Total hippocampal single units recorded: 131. Percentages in bold are based on the total number of responsive single units; all other percentages calculated from the total number of single units in response category: Novel, Repeat, or Both.

The degree to which the novelty of visual stimuli influenced the activity of hippocampal neurons was measured by analyzing the difference in firing rate across the two conditions (Novel vs. Repeat). The firing rates of 30 visually-responsive units (36%) were significantly modulated by stimulus novelty. These differentially responsive cells fell into four categories, depending on whether their firing rates were enhanced or depressed upon stimulus onset, and whether firing rates were higher for Novel stimuli (novelty responses) or for Repeat stimuli (familiarity responses) (Table S1). Baseline firing rates were not significantly different between novelty response cells (6.3 ± 1.4 spk/s) and familiarity response cells (7.9 ± 2.5 ms; P > 0.1). However, there was a trend for novelty response cells (112 ± 27 ms) to have a shorter response latency than familiarity response cells (200 ± 45 ms; P = 0.09). The responses of two representative differentially responsive neurons are shown in Fig. 2. These data suggest that information about the novelty of visual stimuli is represented in the firing rate of hippocampal neurons in monkeys, consistent with recent findings from human epileptic patients (42, 43).

Fig. 2.

Raster plots, peristimulus time histograms, and smoothed firing rates for two example hippocampal neurons (A and B). The responses of each neuron are averaged for the 200 stimuli, and are plotted separately for Novel (first presentation) and Repeat (second presentation) stimuli.
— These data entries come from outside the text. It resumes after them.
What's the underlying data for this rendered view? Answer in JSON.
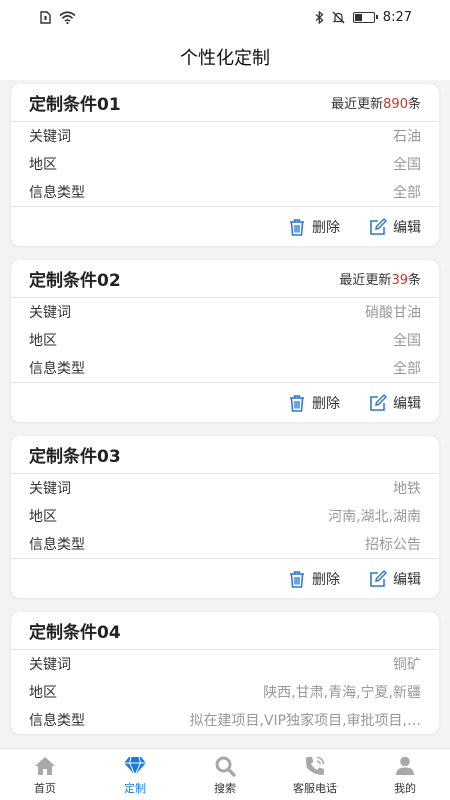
{
  "status_bar": {
    "time": "8:27"
  },
  "header": {
    "title": "个性化定制"
  },
  "labels": {
    "keyword": "关键词",
    "region": "地区",
    "info_type": "信息类型",
    "update_prefix": "最近更新",
    "update_suffix": "条",
    "delete": "删除",
    "edit": "编辑"
  },
  "cards": [
    {
      "title": "定制条件01",
      "update_count": "890",
      "keyword": "石油",
      "region": "全国",
      "info_type": "全部"
    },
    {
      "title": "定制条件02",
      "update_count": "39",
      "keyword": "硝酸甘油",
      "region": "全国",
      "info_type": "全部"
    },
    {
      "title": "定制条件03",
      "keyword": "地铁",
      "region": "河南,湖北,湖南",
      "info_type": "招标公告"
    },
    {
      "title": "定制条件04",
      "keyword": "铜矿",
      "region": "陕西,甘肃,青海,宁夏,新疆",
      "info_type": "拟在建项目,VIP独家项目,审批项目,…"
    }
  ],
  "tabbar": [
    {
      "label": "首页",
      "icon": "home-icon",
      "active": false
    },
    {
      "label": "定制",
      "icon": "diamond-icon",
      "active": true
    },
    {
      "label": "搜索",
      "icon": "search-icon",
      "active": false
    },
    {
      "label": "客服电话",
      "icon": "phone-icon",
      "active": false
    },
    {
      "label": "我的",
      "icon": "user-icon",
      "active": false
    }
  ],
  "colors": {
    "accent": "#1a7bd6",
    "highlight": "#c0392b",
    "icon_gray": "#a8a8a8",
    "action_icon": "#2f7cc9"
  }
}
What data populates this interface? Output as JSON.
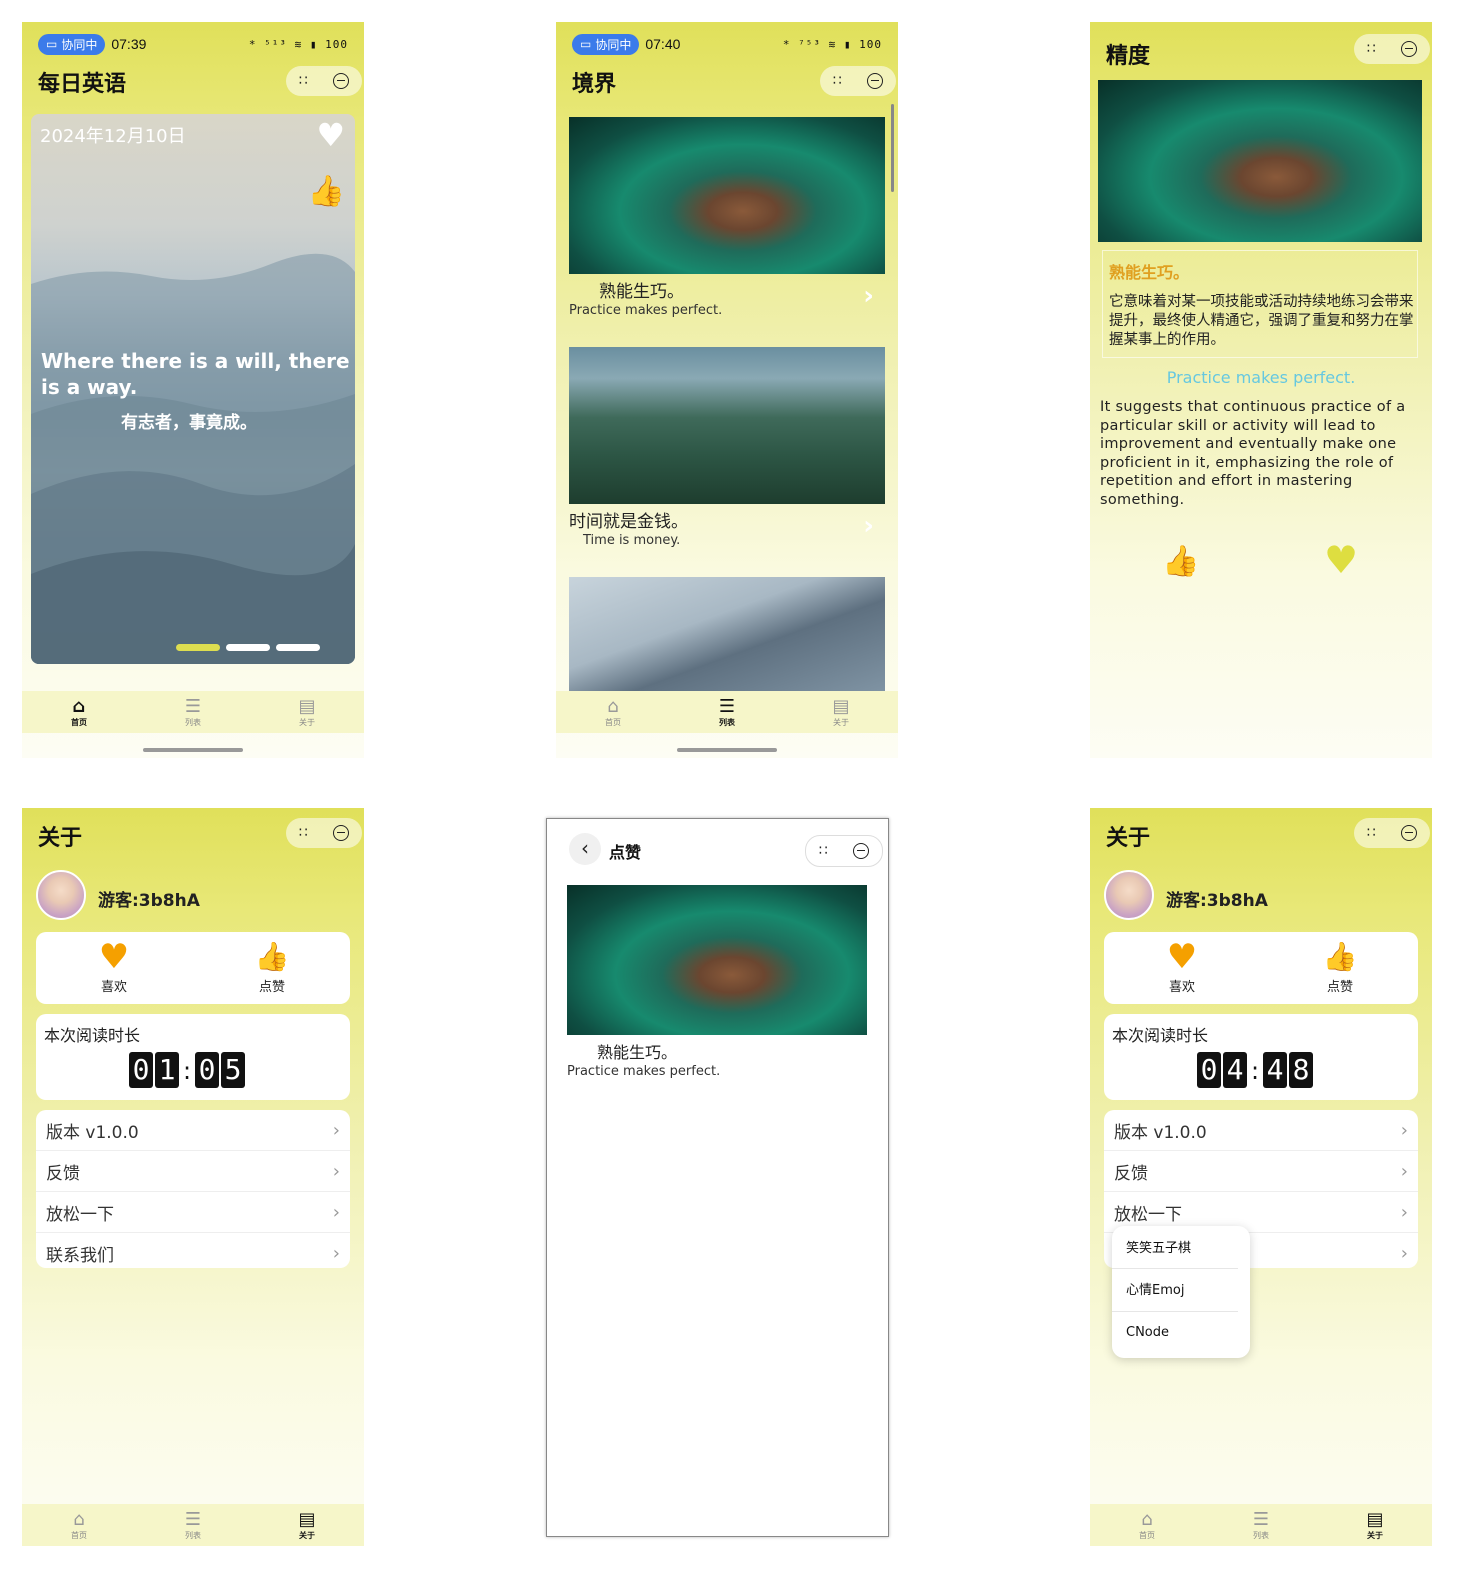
{
  "status": {
    "collab_label": "协同中",
    "time_1": "07:39",
    "time_2": "07:40",
    "icons_1": "* ⁵¹³ ≋ ▮ 100",
    "icons_2": "* ⁷⁵³ ≋ ▮ 100"
  },
  "home": {
    "title": "每日英语",
    "date": "2024年12月10日",
    "quote_en": "Where there is a will, there is a way.",
    "quote_cn": "有志者，事竟成。",
    "carousel_active_index": 0,
    "carousel_count": 3
  },
  "tabs": [
    "首页",
    "列表",
    "关于"
  ],
  "list": {
    "title": "境界",
    "items": [
      {
        "cn": "熟能生巧。",
        "en": "Practice makes perfect."
      },
      {
        "cn": "时间就是金钱。",
        "en": "Time is money."
      }
    ]
  },
  "detail": {
    "title": "精度",
    "cn_title": "熟能生巧。",
    "cn_desc": "它意味着对某一项技能或活动持续地练习会带来提升，最终使人精通它，强调了重复和努力在掌握某事上的作用。",
    "en_title": "Practice makes perfect.",
    "en_desc": "It suggests that continuous practice of a particular skill or activity will lead to improvement and eventually make one proficient in it, emphasizing the role of repetition and effort in mastering something."
  },
  "about": {
    "title": "关于",
    "user": "游客:3b8hA",
    "like_label": "喜欢",
    "thumb_label": "点赞",
    "reading_label": "本次阅读时长",
    "timer_1": [
      "0",
      "1",
      "0",
      "5"
    ],
    "timer_2": [
      "0",
      "4",
      "4",
      "8"
    ],
    "menu": [
      "版本 v1.0.0",
      "反馈",
      "放松一下",
      "联系我们"
    ]
  },
  "likes_page": {
    "title": "点赞",
    "item": {
      "cn": "熟能生巧。",
      "en": "Practice makes perfect."
    }
  },
  "popup": {
    "items": [
      "笑笑五子棋",
      "心情Emoj",
      "CNode"
    ]
  },
  "colors": {
    "accent_yellow": "#e0e05a",
    "heart_orange": "#f5a000",
    "thumb_red": "#e11",
    "carousel_active": "#dede50"
  }
}
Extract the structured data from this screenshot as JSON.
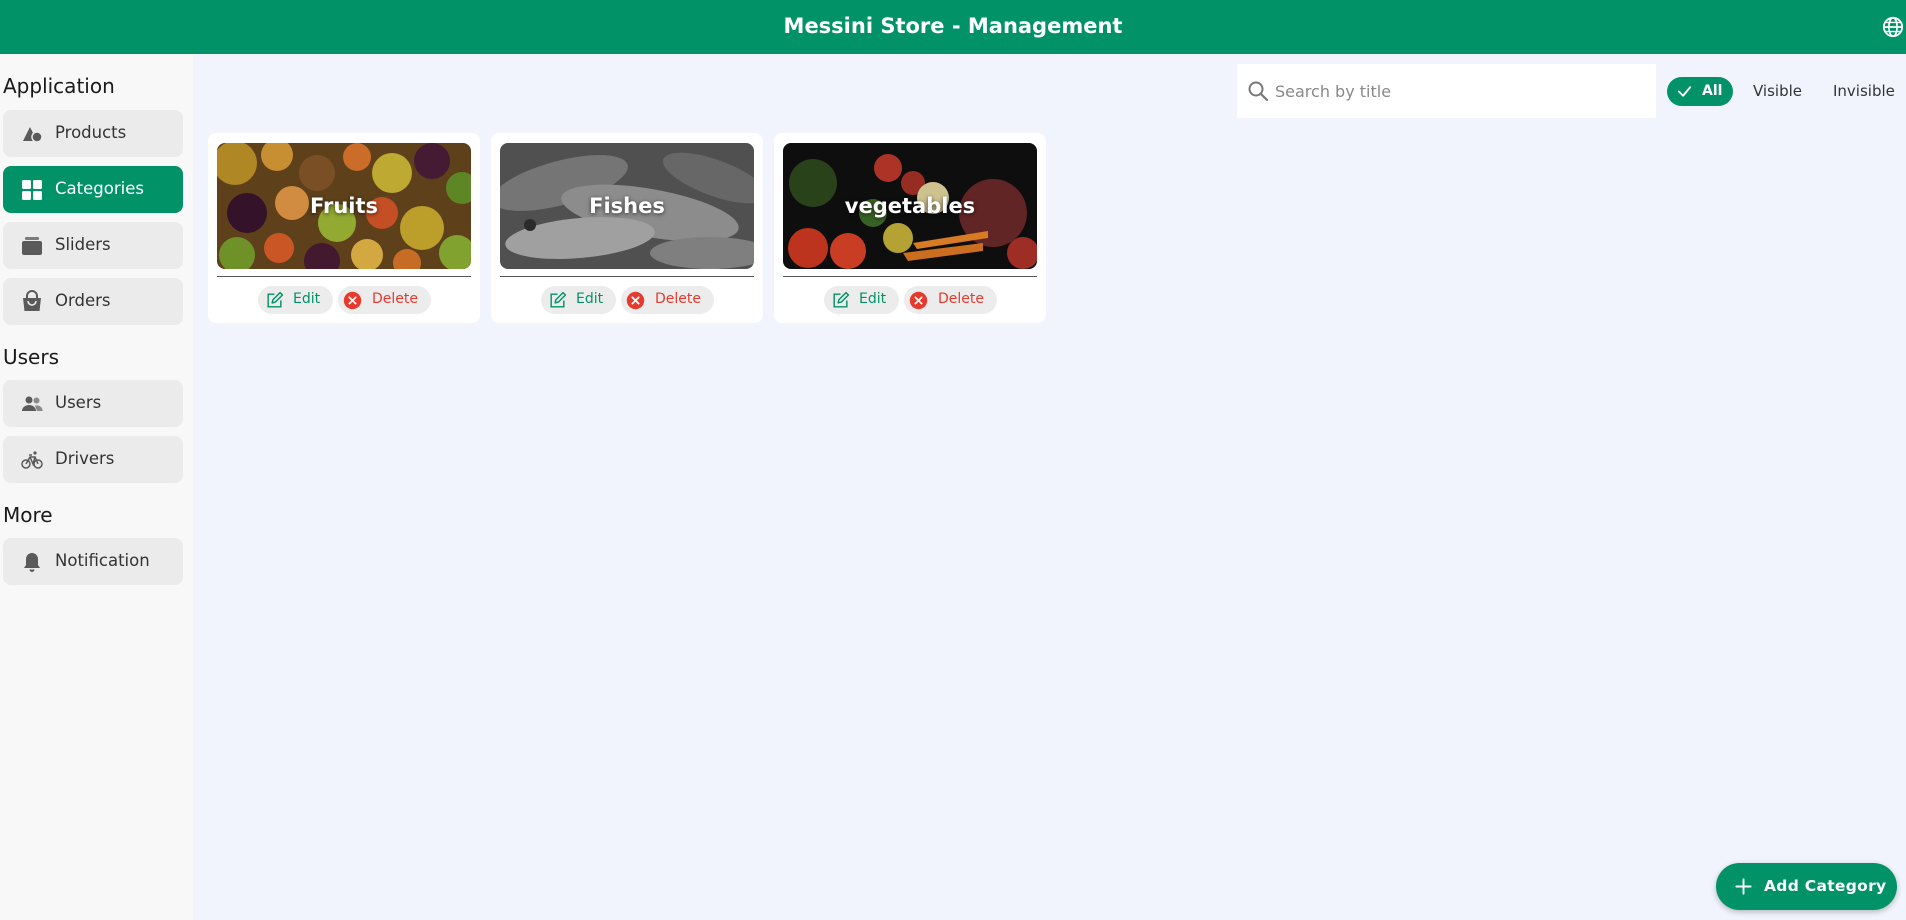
{
  "header": {
    "title": "Messini Store - Management",
    "language_icon": "globe-icon"
  },
  "colors": {
    "primary": "#019267",
    "danger": "#e63a2e",
    "background": "#f1f4fc",
    "sidebar": "#f8f8f8"
  },
  "sidebar": {
    "sections": [
      {
        "title": "Application",
        "items": [
          {
            "label": "Products",
            "icon": "shapes-icon"
          },
          {
            "label": "Categories",
            "icon": "grid-icon",
            "active": true
          },
          {
            "label": "Sliders",
            "icon": "stack-icon"
          },
          {
            "label": "Orders",
            "icon": "shopping-bag-icon"
          }
        ]
      },
      {
        "title": "Users",
        "items": [
          {
            "label": "Users",
            "icon": "people-icon"
          },
          {
            "label": "Drivers",
            "icon": "bicycle-icon"
          }
        ]
      },
      {
        "title": "More",
        "items": [
          {
            "label": "Notification",
            "icon": "bell-icon"
          }
        ]
      }
    ]
  },
  "search": {
    "placeholder": "Search by title",
    "value": ""
  },
  "filters": {
    "options": [
      "All",
      "Visible",
      "Invisible"
    ],
    "selected": "All"
  },
  "categories": [
    {
      "name": "Fruits",
      "edit_label": "Edit",
      "delete_label": "Delete"
    },
    {
      "name": "Fishes",
      "edit_label": "Edit",
      "delete_label": "Delete"
    },
    {
      "name": "vegetables",
      "edit_label": "Edit",
      "delete_label": "Delete"
    }
  ],
  "fab": {
    "label": "Add Category",
    "icon": "plus-icon"
  }
}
One advantage of the VPLT is that it provides for the ability to analyze the strength of recognition memory by considering the magnitude of the change in looking time for each stimulus across presentations. This offers a distinct advantage over many other recognition memory tasks, where performance for each trial can only be rated as correct or incorrect, and after training, the number of incorrect trials is usually so low that it is difficult to relate modulations in neural activity to performance. We hypothesized that changes in the firing rates of differentially responsive neurons would be correlated with memory strength, assessed through performance on the VPLT. To test this, we defined recognition memory strength as the difference in looking times for the Novel and Repeat presentations, normalized to the looking time during the Novel presentation (as per Fig. 1C). Assuming that this difference in looking time is correlated with the strength of memory encoding, the stimuli with the largest reductions in looking time are those for which the monkey formed the strongest memories. For two example neurons, we calculated the firing rate during both Novel and Repeat presentations for the 30 stimuli for which the monkey showed the best subsequent recognition memory (High Recognition) and the 30 stimuli for which the monkey showed the worst subsequent recognition memory (Low Recognition). Each condition represented ≈19% of all analyzed trials. The firing rate was increased by stimulus onset for one neuron and was decreased for the other neuron (Fig. 3). Both of these neurons showed a significant modulation of firing rate by stimulus novelty for the High Recognition trials (P < 0.05) but not for the Low Recognition trials (P > 0.1).

Fig. 3.

Example differential responses. (A) Firing rates for one enhanced differentially-responsive neuron averaged across Novel (red) and Repeat (blue) presentations, for High Recognition stimuli. (B) Same as in A, but for Low Recognition trials. Red and blue shaded areas represent SEM. Stimulus-evoked firing rates were significantly higher for Novel trials versus Repeat trials in the High Recognition condition (P < 0.05) but not in the Low Recognition condition (P > 0.1). (C and D) Same as in A and B, but for one depressed differentially responsive neuron. Stimulus-evoked firing rates were significantly lower for Novel trials versus Repeat trials in the High Recognition condition (P < 0.05) but not in the Low Recognition condition (P > 0.1).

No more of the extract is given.